Yep, them's the ones.
There's a reason I love those old blues numbers done in the way they were ... it takes me back.
It takes me back to 1965 when I was a member of the Arbor Youth club situated in a the pretty little village of Pyrford in Surrey.
http://www.pyrford.com/history/pyrford.html
Just a short while before this we, the youth in the locality, had mounted a campaign to have some sort of youth club in the area.
The council told us that if we could raise a certain sum of money, several thousand, they would match it and find a place for and build a club.
In a little over a year we did it, and they built us a club, where Tegg's Lane meets the Coldharbour Road.
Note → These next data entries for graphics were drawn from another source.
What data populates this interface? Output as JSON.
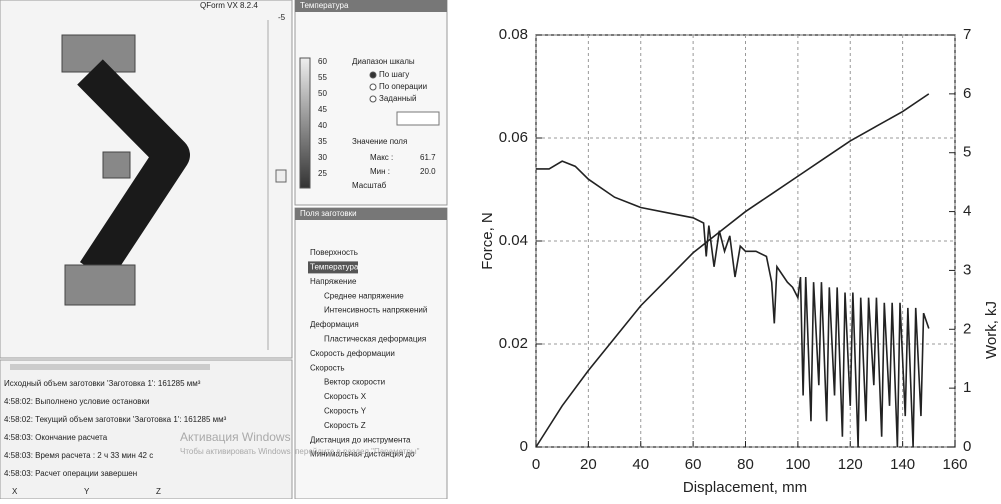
{
  "screenshot": {
    "app_title": "QForm VX 8.2.4",
    "slider_value": "-5",
    "panel_title": "Температура",
    "scale_labels": [
      60,
      55,
      50,
      45,
      40,
      35,
      30,
      25
    ],
    "range_title": "Диапазон шкалы",
    "range_options": [
      "По шагу",
      "По операции",
      "Заданный"
    ],
    "field_value_title": "Значение поля",
    "max_label": "Макс :",
    "max_value": "61.7",
    "min_label": "Мин :",
    "min_value": "20.0",
    "scale_label": "Масштаб",
    "fields_title": "Поля заготовки",
    "tree": [
      "Поверхность",
      "Температура",
      "Напряжение",
      "Среднее напряжение",
      "Интенсивность напряжений",
      "Деформация",
      "Пластическая деформация",
      "Скорость деформации",
      "Скорость",
      "Вектор скорости",
      "Скорость X",
      "Скорость Y",
      "Скорость Z",
      "Дистанция до инструмента",
      "Минимальная дистанция до"
    ],
    "log": [
      "Исходный объем заготовки 'Заготовка 1': 161285 мм³",
      "4:58:02: Выполнено условие остановки",
      "4:58:02: Текущий объем заготовки 'Заготовка 1': 161285 мм³",
      "4:58:03: Окончание расчета",
      "4:58:03: Время расчета : 2 ч 33 мин 42 с",
      "4:58:03: Расчет операции завершен"
    ],
    "watermark": [
      "Активация Windows",
      "Чтобы активировать Windows, перейдите в раздел \"Параметры\""
    ],
    "columns": [
      "X",
      "Y",
      "Z"
    ]
  },
  "chart_data": {
    "type": "line",
    "xlabel": "Displacement, mm",
    "ylabel": "Force, N",
    "y2label": "Work, kJ",
    "xlim": [
      0,
      160
    ],
    "xticks": [
      0,
      20,
      40,
      60,
      80,
      100,
      120,
      140,
      160
    ],
    "ylim": [
      0,
      0.08
    ],
    "yticks": [
      0,
      0.02,
      0.04,
      0.06,
      0.08
    ],
    "y2lim": [
      0,
      7
    ],
    "y2ticks": [
      0,
      1,
      2,
      3,
      4,
      5,
      6,
      7
    ],
    "grid": true,
    "series": [
      {
        "color": "#222222",
        "axis": "y",
        "x": [
          0,
          5,
          10,
          15,
          20,
          30,
          40,
          50,
          60,
          64,
          65,
          66,
          68,
          70,
          72,
          74,
          76,
          78,
          80,
          84,
          88,
          90,
          91,
          92,
          96,
          98,
          100,
          101,
          102,
          103,
          105,
          106,
          108,
          109,
          111,
          112,
          114,
          115,
          117,
          118,
          120,
          121,
          123,
          124,
          126,
          127,
          129,
          130,
          132,
          133,
          135,
          136,
          138,
          139,
          141,
          142,
          144,
          145,
          147,
          148,
          150
        ],
        "values": [
          0.054,
          0.054,
          0.0555,
          0.0545,
          0.052,
          0.0485,
          0.0465,
          0.0455,
          0.0445,
          0.0435,
          0.037,
          0.043,
          0.035,
          0.042,
          0.038,
          0.041,
          0.033,
          0.039,
          0.038,
          0.038,
          0.037,
          0.032,
          0.024,
          0.035,
          0.032,
          0.031,
          0.029,
          0.033,
          0.01,
          0.033,
          0.005,
          0.032,
          0.012,
          0.032,
          0.005,
          0.031,
          0.01,
          0.031,
          0.002,
          0.03,
          0.008,
          0.03,
          0,
          0.029,
          0.005,
          0.029,
          0.012,
          0.029,
          0.002,
          0.028,
          0.008,
          0.028,
          0,
          0.028,
          0.006,
          0.027,
          0,
          0.027,
          0.006,
          0.026,
          0.023
        ]
      },
      {
        "color": "#222222",
        "axis": "y2",
        "x": [
          0,
          10,
          20,
          30,
          40,
          50,
          60,
          70,
          80,
          90,
          100,
          110,
          120,
          130,
          140,
          150
        ],
        "values": [
          0,
          0.7,
          1.3,
          1.85,
          2.4,
          2.85,
          3.3,
          3.65,
          4.0,
          4.3,
          4.6,
          4.9,
          5.2,
          5.45,
          5.7,
          6.0
        ]
      }
    ]
  }
}
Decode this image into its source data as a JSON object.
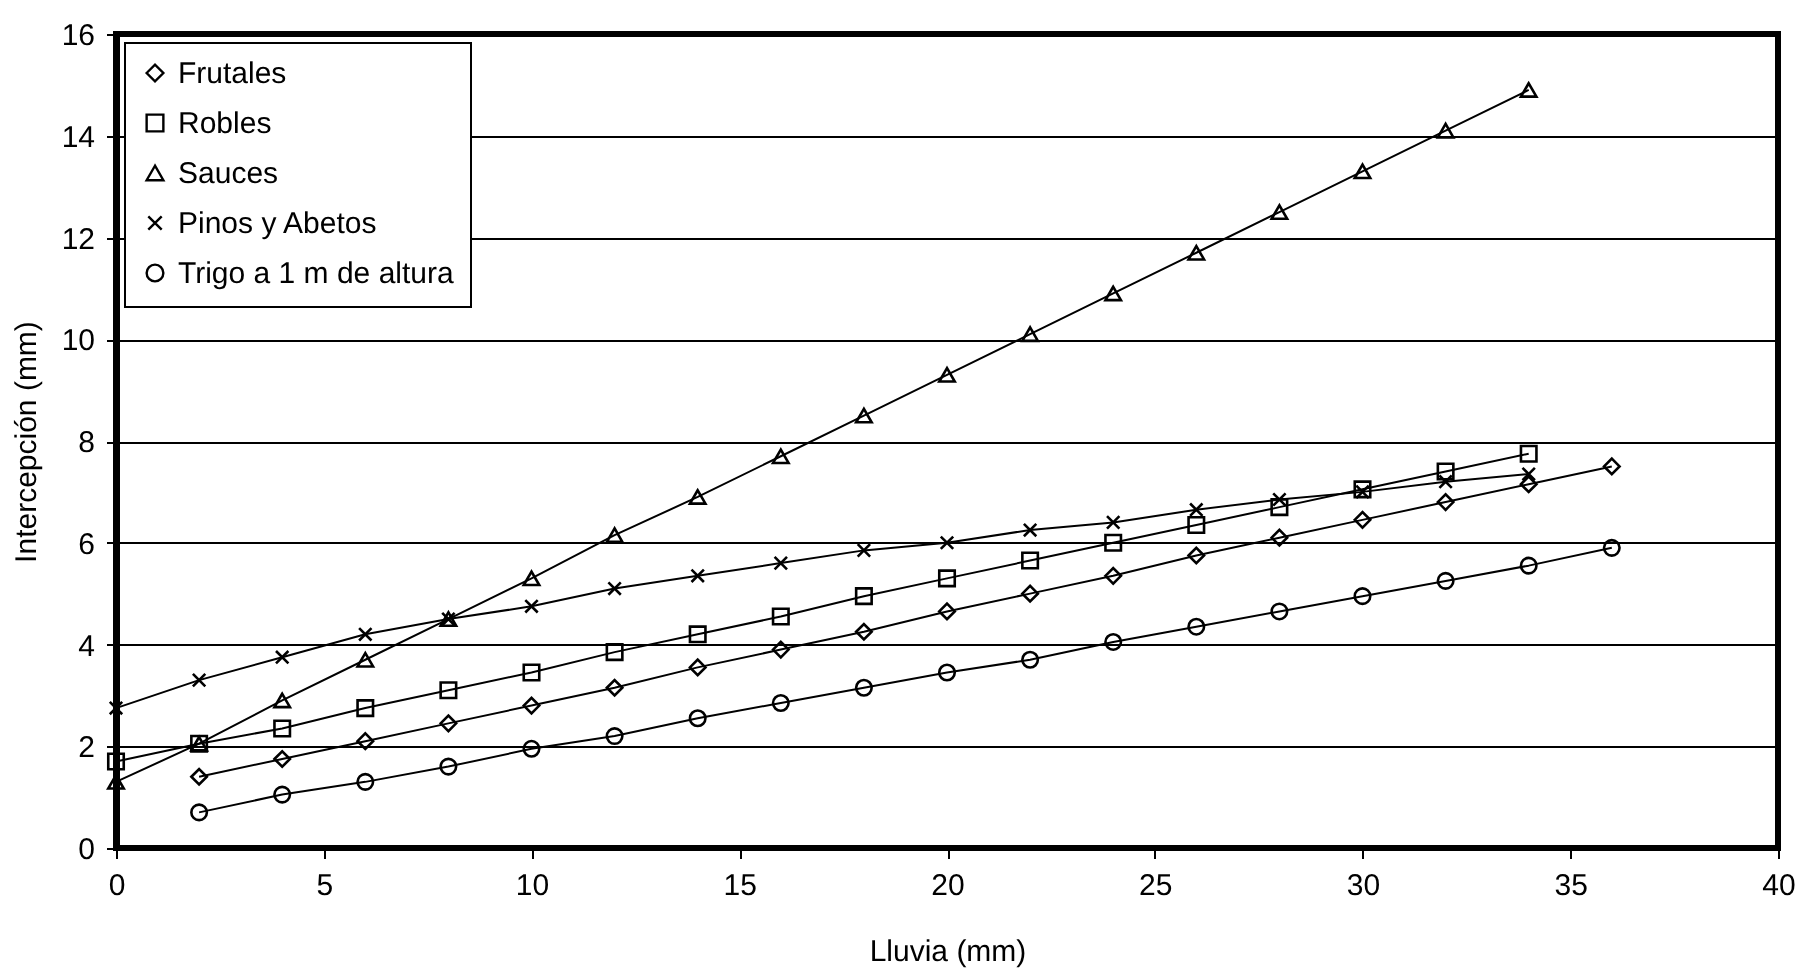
{
  "chart_data": {
    "type": "line",
    "xlabel": "Lluvia (mm)",
    "ylabel": "Intercepción (mm)",
    "xlim": [
      0,
      40
    ],
    "ylim": [
      0,
      16
    ],
    "xticks": [
      0,
      5,
      10,
      15,
      20,
      25,
      30,
      35,
      40
    ],
    "yticks": [
      0,
      2,
      4,
      6,
      8,
      10,
      12,
      14,
      16
    ],
    "grid": "y",
    "legend": "top left",
    "line_style": "solid",
    "series": [
      {
        "name": "Frutales",
        "color": "#000000",
        "marker": "diamond",
        "x": [
          2,
          4,
          6,
          8,
          10,
          12,
          14,
          16,
          18,
          20,
          22,
          24,
          26,
          28,
          30,
          32,
          34,
          36
        ],
        "values": [
          1.4,
          1.75,
          2.1,
          2.45,
          2.8,
          3.15,
          3.55,
          3.9,
          4.25,
          4.65,
          5.0,
          5.35,
          5.75,
          6.1,
          6.45,
          6.8,
          7.15,
          7.5
        ]
      },
      {
        "name": "Robles",
        "color": "#000000",
        "marker": "square",
        "x": [
          0,
          2,
          4,
          6,
          8,
          10,
          12,
          14,
          16,
          18,
          20,
          22,
          24,
          26,
          28,
          30,
          32,
          34
        ],
        "values": [
          1.7,
          2.05,
          2.35,
          2.75,
          3.1,
          3.45,
          3.85,
          4.2,
          4.55,
          4.95,
          5.3,
          5.65,
          6.0,
          6.35,
          6.7,
          7.05,
          7.4,
          7.75
        ]
      },
      {
        "name": "Sauces",
        "color": "#000000",
        "marker": "triangle",
        "x": [
          0,
          2,
          4,
          6,
          8,
          10,
          12,
          14,
          16,
          18,
          20,
          22,
          24,
          26,
          28,
          30,
          32,
          34
        ],
        "values": [
          1.3,
          2.05,
          2.9,
          3.7,
          4.5,
          5.3,
          6.15,
          6.9,
          7.7,
          8.5,
          9.3,
          10.1,
          10.9,
          11.7,
          12.5,
          13.3,
          14.1,
          14.9
        ]
      },
      {
        "name": "Pinos y Abetos",
        "color": "#000000",
        "marker": "cross",
        "x": [
          0,
          2,
          4,
          6,
          8,
          10,
          12,
          14,
          16,
          18,
          20,
          22,
          24,
          26,
          28,
          30,
          32,
          34
        ],
        "values": [
          2.75,
          3.3,
          3.75,
          4.2,
          4.5,
          4.75,
          5.1,
          5.35,
          5.6,
          5.85,
          6.0,
          6.25,
          6.4,
          6.65,
          6.85,
          7.0,
          7.2,
          7.35
        ]
      },
      {
        "name": "Trigo a 1 m de altura",
        "color": "#000000",
        "marker": "circle",
        "x": [
          2,
          4,
          6,
          8,
          10,
          12,
          14,
          16,
          18,
          20,
          22,
          24,
          26,
          28,
          30,
          32,
          34,
          36
        ],
        "values": [
          0.7,
          1.05,
          1.3,
          1.6,
          1.95,
          2.2,
          2.55,
          2.85,
          3.15,
          3.45,
          3.7,
          4.05,
          4.35,
          4.65,
          4.95,
          5.25,
          5.55,
          5.9
        ]
      }
    ]
  }
}
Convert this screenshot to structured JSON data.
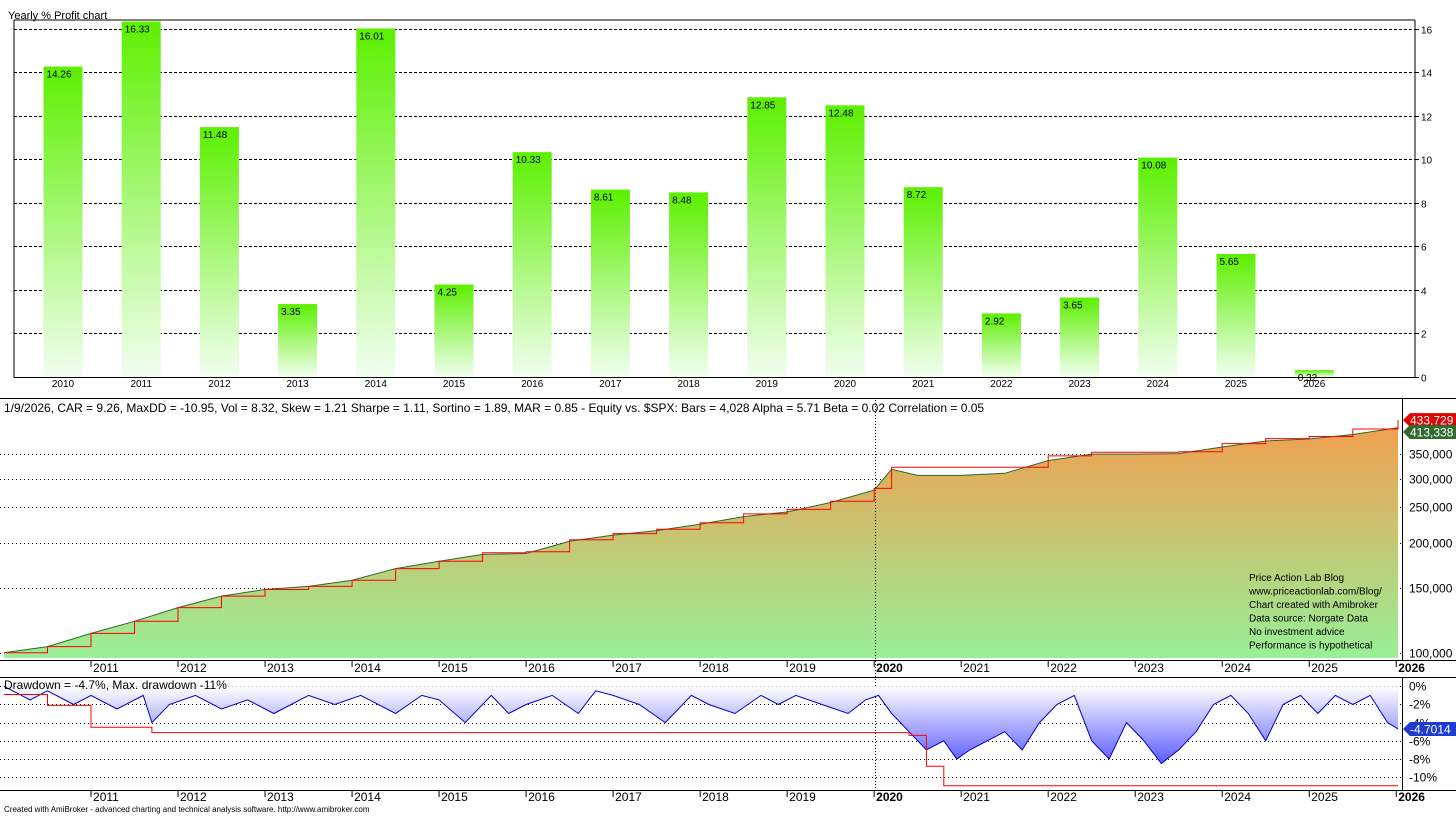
{
  "header_title": "Yearly % Profit chart",
  "stats_line": "1/9/2026, CAR = 9.26, MaxDD = -10.95, Vol = 8.32, Skew = 1.21 Sharpe = 1.11, Sortino = 1.89, MAR = 0.85 - Equity vs. $SPX:  Bars = 4,028 Alpha = 5.71 Beta = 0.02 Correlation = 0.05",
  "drawdown_line": "Drawdown = -4.7%, Max. drawdown -11%",
  "annotation_lines": [
    "Price Action Lab Blog",
    "www.priceactionlab.com/Blog/",
    "Chart created with Amibroker",
    "Data source: Norgate Data",
    "No investment advice",
    "Performance is hypothetical"
  ],
  "footer": "Created with AmiBroker - advanced charting and technical analysis software. http://www.amibroker.com",
  "colors": {
    "bar_top": "#5cf000",
    "bar_bottom": "#f2fff0",
    "area_top": "#f0a050",
    "area_bottom": "#98f098",
    "dd_fill_top": "#ffffff",
    "dd_fill_bottom": "#5c5cff",
    "equity_line": "#2a6a2a",
    "high_water_line": "#ff0000",
    "drawdown_line": "#0000c8",
    "max_dd_line": "#ff0000",
    "badge_red": "#e00000",
    "badge_green": "#2e6b2e",
    "badge_blue": "#1e3cd2"
  },
  "chart_data": [
    {
      "type": "bar",
      "title": "Yearly % Profit chart",
      "categories": [
        "2010",
        "2011",
        "2012",
        "2013",
        "2014",
        "2015",
        "2016",
        "2017",
        "2018",
        "2019",
        "2020",
        "2021",
        "2022",
        "2023",
        "2024",
        "2025",
        "2026"
      ],
      "values": [
        14.26,
        16.33,
        11.48,
        3.35,
        16.01,
        4.25,
        10.33,
        8.61,
        8.48,
        12.85,
        12.48,
        8.72,
        2.92,
        3.65,
        10.08,
        5.65,
        0.32
      ],
      "value_labels": [
        "14.26",
        "16.33",
        "11.48",
        "3.35",
        "16.01",
        "4.25",
        "10.33",
        "8.61",
        "8.48",
        "12.85",
        "12.48",
        "8.72",
        "2.92",
        "3.65",
        "10.08",
        "5.65",
        "0.32"
      ],
      "y_ticks": [
        "0",
        "2",
        "4",
        "6",
        "8",
        "10",
        "12",
        "14",
        "16"
      ],
      "ylim": [
        0,
        16.4
      ],
      "grid": true,
      "axis_position": "right"
    },
    {
      "type": "area",
      "title": "Equity vs. $SPX",
      "scale": "log",
      "x_tick_labels": [
        "2011",
        "2012",
        "2013",
        "2014",
        "2015",
        "2016",
        "2017",
        "2018",
        "2019",
        "2020",
        "2021",
        "2022",
        "2023",
        "2024",
        "2025",
        "2026"
      ],
      "y_ticks": [
        "100,000",
        "150,000",
        "200,000",
        "250,000",
        "300,000",
        "350,000"
      ],
      "ylim": [
        98000,
        445000
      ],
      "last_value_labels": [
        "433,729",
        "413,338"
      ],
      "x": [
        2010.0,
        2010.5,
        2011.0,
        2011.5,
        2012.0,
        2012.5,
        2013.0,
        2013.5,
        2014.0,
        2014.5,
        2015.0,
        2015.5,
        2016.0,
        2016.5,
        2017.0,
        2017.5,
        2018.0,
        2018.5,
        2019.0,
        2019.5,
        2020.0,
        2020.2,
        2020.5,
        2021.0,
        2021.5,
        2022.0,
        2022.5,
        2023.0,
        2023.5,
        2024.0,
        2024.5,
        2025.0,
        2025.5,
        2026.02
      ],
      "series": [
        {
          "name": "Equity",
          "values": [
            100000,
            104000,
            113000,
            122000,
            133000,
            143000,
            149000,
            152000,
            158000,
            170000,
            178000,
            186000,
            187000,
            202000,
            210000,
            216000,
            225000,
            236000,
            243000,
            258000,
            279000,
            318000,
            306000,
            306000,
            310000,
            336000,
            350000,
            350000,
            351000,
            366000,
            380000,
            385000,
            396000,
            413338
          ]
        },
        {
          "name": "High",
          "values": [
            100000,
            104000,
            113000,
            122000,
            133000,
            143000,
            149000,
            152000,
            158000,
            170000,
            178000,
            188000,
            189000,
            204000,
            212000,
            218000,
            227000,
            240000,
            247000,
            260000,
            282000,
            322000,
            322000,
            322000,
            322000,
            346000,
            354000,
            354000,
            355000,
            374000,
            386000,
            391000,
            410000,
            433729
          ]
        }
      ]
    },
    {
      "type": "area",
      "title": "Drawdown",
      "x_tick_labels": [
        "2011",
        "2012",
        "2013",
        "2014",
        "2015",
        "2016",
        "2017",
        "2018",
        "2019",
        "2020",
        "2021",
        "2022",
        "2023",
        "2024",
        "2025",
        "2026"
      ],
      "y_ticks": [
        "0%",
        "-2%",
        "-4%",
        "-6%",
        "-8%",
        "-10%"
      ],
      "ylim": [
        -11.3,
        0.8
      ],
      "last_value_label": "-4.7014",
      "x": [
        2010.0,
        2010.3,
        2010.5,
        2010.8,
        2011.0,
        2011.3,
        2011.6,
        2011.7,
        2011.9,
        2012.2,
        2012.5,
        2012.8,
        2013.1,
        2013.5,
        2013.8,
        2014.1,
        2014.5,
        2014.8,
        2015.0,
        2015.3,
        2015.6,
        2015.8,
        2016.0,
        2016.3,
        2016.6,
        2016.8,
        2017.0,
        2017.3,
        2017.6,
        2017.9,
        2018.1,
        2018.4,
        2018.7,
        2018.9,
        2019.1,
        2019.4,
        2019.7,
        2019.9,
        2020.05,
        2020.2,
        2020.4,
        2020.6,
        2020.8,
        2020.95,
        2021.1,
        2021.3,
        2021.5,
        2021.7,
        2021.9,
        2022.1,
        2022.3,
        2022.5,
        2022.7,
        2022.9,
        2023.1,
        2023.3,
        2023.5,
        2023.7,
        2023.9,
        2024.1,
        2024.3,
        2024.5,
        2024.7,
        2024.9,
        2025.1,
        2025.3,
        2025.5,
        2025.7,
        2025.9,
        2026.02
      ],
      "series": [
        {
          "name": "Drawdown",
          "values": [
            0,
            -1.5,
            -0.5,
            -2,
            -1,
            -2.5,
            -1,
            -4,
            -2,
            -1,
            -2.5,
            -1.5,
            -3,
            -1,
            -2,
            -1,
            -3,
            -1,
            -1.5,
            -4,
            -1,
            -3,
            -2,
            -1,
            -3,
            -0.5,
            -1,
            -2,
            -4,
            -1,
            -2,
            -3,
            -1,
            -2,
            -1,
            -2,
            -3,
            -1.5,
            -1,
            -3,
            -5,
            -7,
            -6,
            -8,
            -7,
            -6,
            -5,
            -7,
            -4,
            -2,
            -1,
            -6,
            -8,
            -4,
            -6,
            -8.5,
            -7,
            -5,
            -2,
            -1,
            -3,
            -6,
            -2,
            -1,
            -3,
            -1,
            -2,
            -1,
            -4,
            -4.7
          ]
        },
        {
          "name": "Max drawdown",
          "values": [
            -0.9,
            -0.9,
            -2.1,
            -2.1,
            -4.5,
            -4.5,
            -4.5,
            -5.1,
            -5.1,
            -5.1,
            -5.1,
            -5.1,
            -5.1,
            -5.1,
            -5.1,
            -5.1,
            -5.1,
            -5.1,
            -5.1,
            -5.1,
            -5.1,
            -5.1,
            -5.1,
            -5.1,
            -5.1,
            -5.1,
            -5.1,
            -5.1,
            -5.1,
            -5.1,
            -5.1,
            -5.1,
            -5.1,
            -5.1,
            -5.1,
            -5.1,
            -5.1,
            -5.1,
            -5.1,
            -5.1,
            -5.4,
            -8.8,
            -10.95,
            -10.95,
            -10.95,
            -10.95,
            -10.95,
            -10.95,
            -10.95,
            -10.95,
            -10.95,
            -10.95,
            -10.95,
            -10.95,
            -10.95,
            -10.95,
            -10.95,
            -10.95,
            -10.95,
            -10.95,
            -10.95,
            -10.95,
            -10.95,
            -10.95,
            -10.95,
            -10.95,
            -10.95,
            -10.95,
            -10.95,
            -10.95
          ]
        }
      ]
    }
  ]
}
Now called the Arbor Centre.
The club entertainments team were very much 'into the scene' happening at the time.
In early 1965 they booked John Mayall's Bluesbreakers and it just happened that Eric Clapton and John McVie were part of the line up.
http://www.whereseric.com/eric-clapton-tour/15/05/1965
I remember helping the roadies get John's Hammond onto the stage.
The other vivid memory is Eric playing the most amazing riffs whilst watching two rather beautiful young girls dancing around their handbags (as they did in those days).
Eric was born and brought up in the next door village, Ripley, and could be seen practising out of doors from time to time as a lad.
We never did manage to get 'the Stones' who were regulars at the hotel on Eel Pie Island not far from Twickenham, where my daughter now lives.
They were outside our league.
The hotel was well known as part of the early drugs scene at the time, as well as for other 'activities'.
Every so often I delve into 'a blast from the past'. Early R&B and blues figure heavily there.
Today must be a Jethro Tull day. Perhaps 'Living in the Past'.